C’est-à-dire, que voulez-vous dire ?

Le temps du Parlement et du gouvernement est tellement long, que les premières mesures de cette loi dont on parle depuis l’été dernier ne s’appliqueront au mieux qu’à la fin de cette année, et sans doute courant 2016. Le texte va passer au Sénat (avec une pause pour les élections cantonales), revenir à l’Assemblée, puis il faudra des décrets d’application, bref au minimum un an et demi alors que le chômage bat des records, que la croissance a disparu, qu’il y a urgence. Faut-il tout ce temps pour la réforme du permis de conduire ? L’ouverture du marché des cars ? L’obligation pour les routiers étrangers d’être payé au smic ? Il y a beaucoup de temps perdu. Et encore l’urgence a été déclarée pour ce texte, imaginez ce que cela serait sans.

Vous avez un exemple très concret ?

L’ouverture le dimanche des grands magasins du boulevard Haussmann, à Paris, dont on parle depuis des années, ne pourra concrètement pas avoir lieu avant le début 2016 au mieux alors que le patron des Galeries Lafayette promet de créer immédiatement 500 emplois. Absurde !

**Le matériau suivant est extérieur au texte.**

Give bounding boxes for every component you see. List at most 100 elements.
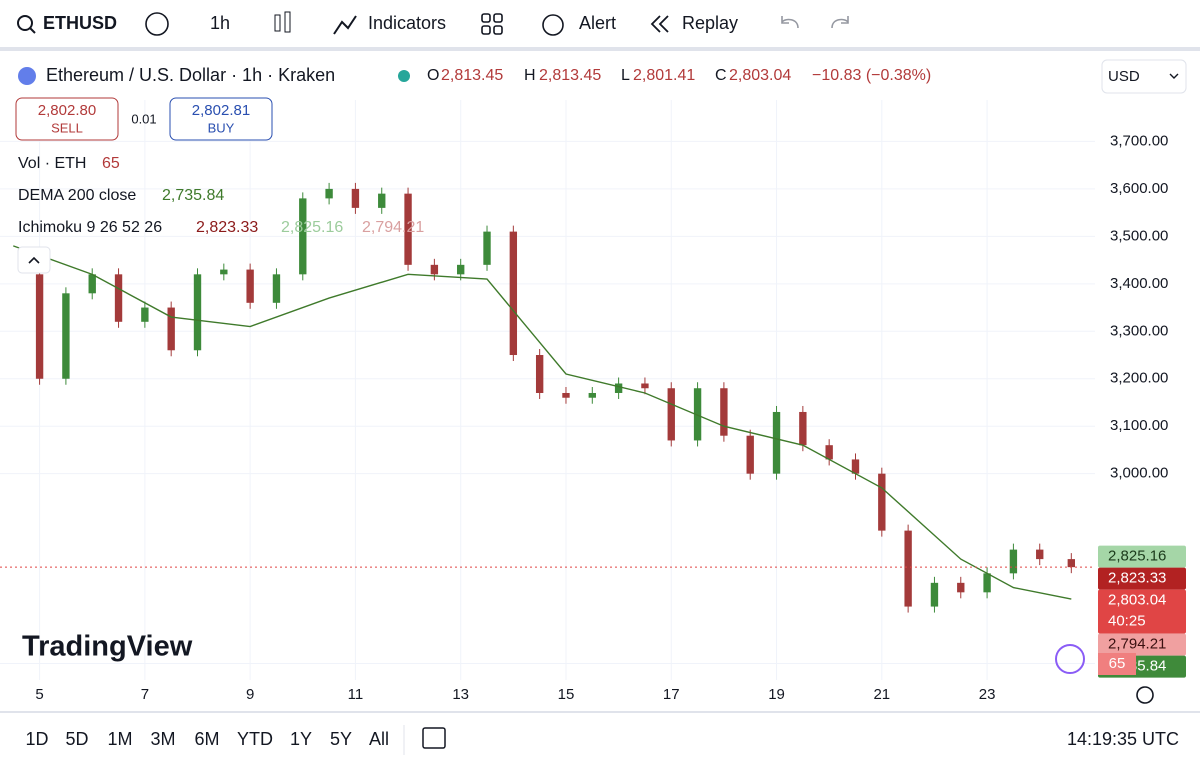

Mais c’est le temps - normal - du débat et de la décision politique !

Le temps et les procédures politiques ne sont plus adaptés. Le président de l’Assemblée, Claude Bartolone, le reconnaît lui-même. On a déjà vu cela avec les mesures pour les entreprises du Pacte de responsabilité. Les baisses de cotisations sont entrées en vigueur le 1er janvier, on en parlait depuis treize mois. La croissance française a été de 0,4% ces trois dernières années, elle a reculé par habitant puisque la démographie a augmenté : la question, c’est de débattre de ce qu’il faut faire, mais aussi de faire en sorte d’appliquer vite ce qui est décidé. La lenteur, c’est une des raisons de la dévalorisation de la politique.